Mount Vernon, VA - Mount Vernon and Area - George Washington was eleven years old when his father Augustine died, leaving most of his property to George's older half brothers. The income from what remained was just sufficient to maintain Mary Washington and her children. As the oldest child remaining at home, George undoubtedly helped his mother manage the Rappahannock River plantation where they lived. There he learned the importance of hard work and efficiency.
Little is known about George's formal education. Commonly the children of Virginia gentry were taught at home by private tutors or in local private schools. Boys generally began their formal education around the age of seven with lessons in reading, writing, and basic arithmetic. Later they were taught Latin and Greek, as well as such practical subjects as geometry, bookkeeping, and surveying. Wealthy planters often sent their sons to England to finish their schooling, as was done with George's two elder half brothers, Lawrence and Augustine.
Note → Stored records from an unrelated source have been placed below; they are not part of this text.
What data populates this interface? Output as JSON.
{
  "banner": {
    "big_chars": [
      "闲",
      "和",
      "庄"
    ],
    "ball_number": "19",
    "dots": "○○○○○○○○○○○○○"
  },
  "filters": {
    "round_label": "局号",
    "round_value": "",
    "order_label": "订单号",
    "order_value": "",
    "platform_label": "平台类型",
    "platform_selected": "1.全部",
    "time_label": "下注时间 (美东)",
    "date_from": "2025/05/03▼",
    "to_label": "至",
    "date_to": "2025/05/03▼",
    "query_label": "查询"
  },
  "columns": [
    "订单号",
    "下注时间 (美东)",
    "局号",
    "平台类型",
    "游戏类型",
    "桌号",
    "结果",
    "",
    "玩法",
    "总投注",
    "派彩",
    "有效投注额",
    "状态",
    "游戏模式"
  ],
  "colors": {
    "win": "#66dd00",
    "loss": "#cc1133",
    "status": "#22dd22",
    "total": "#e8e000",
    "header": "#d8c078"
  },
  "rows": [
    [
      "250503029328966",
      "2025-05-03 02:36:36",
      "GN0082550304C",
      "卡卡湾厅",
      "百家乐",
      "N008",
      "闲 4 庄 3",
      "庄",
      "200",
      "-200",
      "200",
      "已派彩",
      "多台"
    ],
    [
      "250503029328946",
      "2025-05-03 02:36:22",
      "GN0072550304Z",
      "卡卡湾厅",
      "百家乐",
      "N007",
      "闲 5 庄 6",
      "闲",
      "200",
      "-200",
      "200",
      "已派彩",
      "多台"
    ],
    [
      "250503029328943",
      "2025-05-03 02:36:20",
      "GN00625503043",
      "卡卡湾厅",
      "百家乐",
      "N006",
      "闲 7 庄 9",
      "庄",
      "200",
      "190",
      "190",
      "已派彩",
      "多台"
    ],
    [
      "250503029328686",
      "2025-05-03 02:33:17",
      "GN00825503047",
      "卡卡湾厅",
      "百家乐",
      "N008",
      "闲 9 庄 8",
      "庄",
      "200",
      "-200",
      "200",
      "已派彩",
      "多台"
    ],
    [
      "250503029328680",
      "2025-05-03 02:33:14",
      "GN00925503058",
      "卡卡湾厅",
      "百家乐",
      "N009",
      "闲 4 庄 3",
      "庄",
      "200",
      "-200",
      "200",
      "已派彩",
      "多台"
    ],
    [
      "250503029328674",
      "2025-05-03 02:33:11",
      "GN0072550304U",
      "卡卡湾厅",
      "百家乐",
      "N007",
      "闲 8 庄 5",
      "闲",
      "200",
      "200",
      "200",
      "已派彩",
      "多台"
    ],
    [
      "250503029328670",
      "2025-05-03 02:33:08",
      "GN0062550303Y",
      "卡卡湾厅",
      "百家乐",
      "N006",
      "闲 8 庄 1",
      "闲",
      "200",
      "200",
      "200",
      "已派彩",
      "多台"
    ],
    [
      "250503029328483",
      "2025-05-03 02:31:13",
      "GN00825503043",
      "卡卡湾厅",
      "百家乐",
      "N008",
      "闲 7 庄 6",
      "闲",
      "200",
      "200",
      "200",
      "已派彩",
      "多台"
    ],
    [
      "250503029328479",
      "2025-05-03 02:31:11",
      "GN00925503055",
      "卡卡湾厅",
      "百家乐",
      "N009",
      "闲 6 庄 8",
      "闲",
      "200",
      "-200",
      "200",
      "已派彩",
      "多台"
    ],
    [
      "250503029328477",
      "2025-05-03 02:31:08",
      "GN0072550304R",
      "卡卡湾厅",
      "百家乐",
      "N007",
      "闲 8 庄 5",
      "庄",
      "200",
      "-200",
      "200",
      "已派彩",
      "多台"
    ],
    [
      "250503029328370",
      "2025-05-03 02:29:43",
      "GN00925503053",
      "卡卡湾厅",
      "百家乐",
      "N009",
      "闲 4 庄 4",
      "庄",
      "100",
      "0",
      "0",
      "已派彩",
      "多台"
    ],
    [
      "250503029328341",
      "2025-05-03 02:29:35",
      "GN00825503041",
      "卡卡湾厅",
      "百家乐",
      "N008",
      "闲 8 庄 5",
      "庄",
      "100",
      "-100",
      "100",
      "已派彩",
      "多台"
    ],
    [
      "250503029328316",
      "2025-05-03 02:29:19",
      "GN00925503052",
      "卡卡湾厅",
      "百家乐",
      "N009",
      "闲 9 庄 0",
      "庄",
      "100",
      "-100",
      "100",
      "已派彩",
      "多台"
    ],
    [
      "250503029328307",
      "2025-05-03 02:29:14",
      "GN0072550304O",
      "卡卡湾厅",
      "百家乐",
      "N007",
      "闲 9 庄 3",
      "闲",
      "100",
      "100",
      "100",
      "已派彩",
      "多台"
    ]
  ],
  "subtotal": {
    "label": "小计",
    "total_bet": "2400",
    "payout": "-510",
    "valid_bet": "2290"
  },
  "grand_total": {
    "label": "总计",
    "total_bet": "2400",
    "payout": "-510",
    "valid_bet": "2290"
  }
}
The death of his father, however, made schooling abroad an impossibility for George Washington. He may have attended a school near his home for the first few years. Later he went to another school, either in Fredericksburg, Stafford County, or Westmoreland County. He excelled in mathematics and learned the rudiments of surveying. But he was not taught Latin or Greek like many gentlemen's sons, and he never learned a foreign language. Nor did he attend college. His formal education ended around the age of 15.